When they go back to ’86, they meet Phil with two arms and are constantly presented with scenarios of him about to lose his arm. Instead of helping him retain it, they want the “time-stream” to correct itself, so merely look on expectantly waiting for it to happen. They also meet Adam’s thin young frenetic girlfriend (Lyndsy Fonseca, who breaks up with him by stabbing a fork through his eye), Collette Wolfe as Jacob’s young mom (blonde and bimbo-ish), and Lizzy Caplan as an unplanned new flame for Adam, who might alter the time-stream if he chooses her tempting warmth.
In a movie that deals with the unbelievable, the hardest physics aspect to wrap our minds around is Chevy Chase actually being funny, in a recurring cameo as the jacuzzi repair guy from beyond.

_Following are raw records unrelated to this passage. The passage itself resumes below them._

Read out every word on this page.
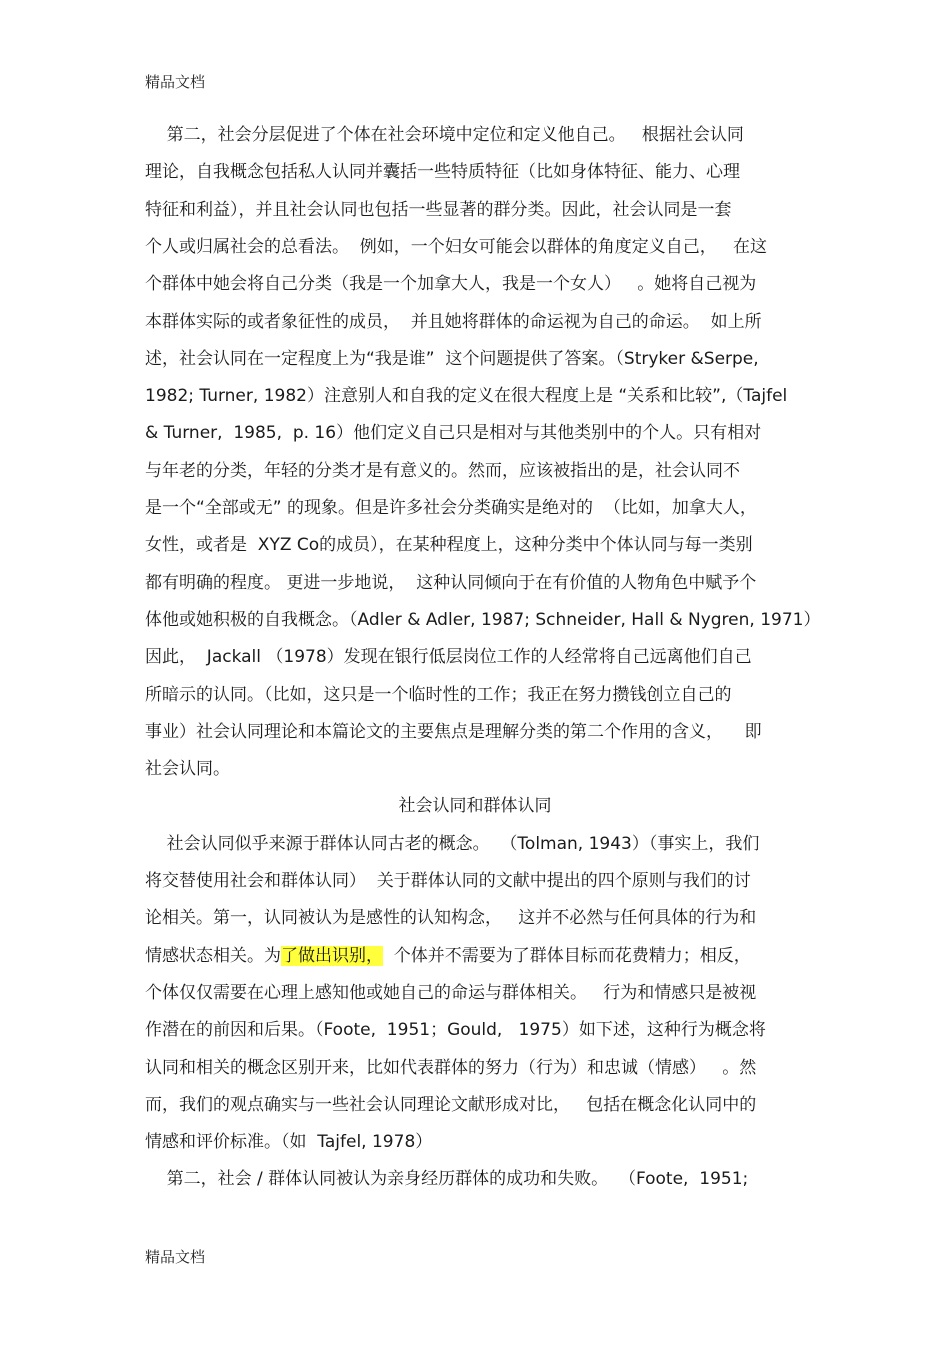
精品文档
第二，社会分层促进了个体在社会环境中定位和定义他自己。   根据社会认同
理论，自我概念包括私人认同并囊括一些特质特征（比如身体特征、能力、心理
特征和利益），并且社会认同也包括一些显著的群分类。因此，社会认同是一套
个人或归属社会的总看法。  例如，一个妇女可能会以群体的角度定义自己，   在这
个群体中她会将自己分类（我是一个加拿大人，我是一个女人）   。她将自己视为
本群体实际的或者象征性的成员，  并且她将群体的命运视为自己的命运。  如上所
述，社会认同在一定程度上为“我是谁”  这个问题提供了答案。（Stryker &Serpe,
1982; Turner, 1982）注意别人和自我的定义在很大程度上是 “关系和比较”,（Tajfel
& Turner,  1985,  p. 16）他们定义自己只是相对与其他类别中的个人。只有相对
与年老的分类，年轻的分类才是有意义的。然而，应该被指出的是，社会认同不
是一个“全部或无” 的现象。但是许多社会分类确实是绝对的  （比如，加拿大人，
女性，或者是  XYZ Co的成员），在某种程度上，这种分类中个体认同与每一类别
都有明确的程度。 更进一步地说，  这种认同倾向于在有价值的人物角色中赋予个
体他或她积极的自我概念。（Adler & Adler, 1987; Schneider, Hall & Nygren, 1971）
因此，  Jackall （1978）发现在银行低层岗位工作的人经常将自己远离他们自己
所暗示的认同。（比如，这只是一个临时性的工作；我正在努力攒钱创立自己的
事业）社会认同理论和本篇论文的主要焦点是理解分类的第二个作用的含义，    即
社会认同。
社会认同和群体认同
社会认同似乎来源于群体认同古老的概念。  （Tolman, 1943）（事实上，我们
将交替使用社会和群体认同）  关于群体认同的文献中提出的四个原则与我们的讨
论相关。第一，认同被认为是感性的认知构念，   这并不必然与任何具体的行为和
情感状态相关。为了做出识别，  个体并不需要为了群体目标而花费精力；相反，
个体仅仅需要在心理上感知他或她自己的命运与群体相关。   行为和情感只是被视
作潜在的前因和后果。（Foote,  1951；Gould,   1975）如下述，这种行为概念将
认同和相关的概念区别开来，比如代表群体的努力（行为）和忠诚（情感）   。然
而，我们的观点确实与一些社会认同理论文献形成对比，   包括在概念化认同中的
情感和评价标准。（如  Tajfel, 1978）
第二，社会 / 群体认同被认为亲身经历群体的成功和失败。  （Foote,  1951;
精品文档
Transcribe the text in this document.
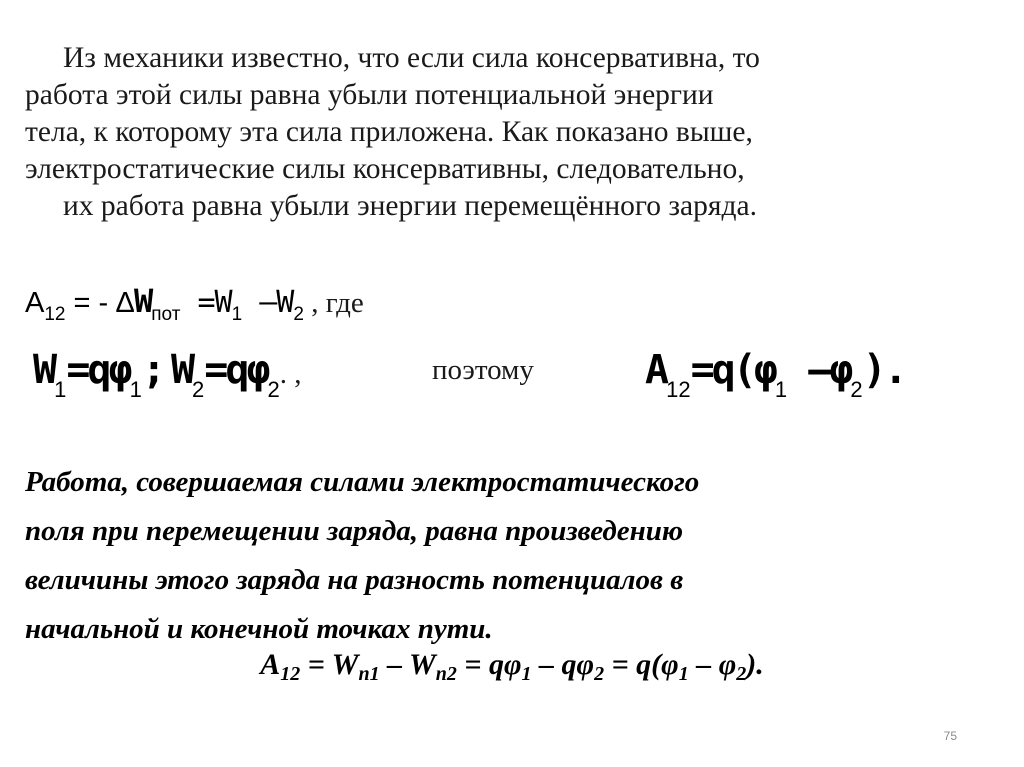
Из механики известно, что если сила консервативна, то
работа этой силы равна убыли потенциальной энергии
тела, к которому эта сила приложена. Как показано выше,
электростатические силы консервативны, следовательно,
их работа равна убыли энергии перемещённого заряда.
$A_{12}$ = - $\Delta W_{пот} =W_1$ $-W_2$ , где
$W_1=q\varphi_1$; $W_2=q\varphi_2$. ,	поэтому	$A_{12}=q(\varphi_1$ $-\varphi_2$).
Работа, совершаемая силами электростатического
поля при перемещении заряда, равна произведению
величины этого заряда на разность потенциалов в
начальной и конечной точках пути.
$A_{12} = W_{n1} - W_{n2} = q\varphi_1 - q\varphi_2 = q(\varphi_1 - \varphi_2)$.
75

After marveling at how well HOT TUB TIME MACHINE is constructed, we realize the absurd title was conceived to slot into the willful silliness of the movie, not the other way ’round. Many movies with comic titles reveal a lame movie built around the hook of the title. Not so here – the time travel story was solidly built first and the filmmakers were obviously looking for a time travel device that would be as funny as their plot. When Craig Robinson says, “Must be some kinda… Hot Tub Time Machine,” he does a long camera-take, to drive home that they know that we know that they know how it all sounds.
R-rated, HOT TUB careens at us with cyanide dialogue, bare tits, and laugh out loud farcical action adventure. And Rob Corddry’s ass.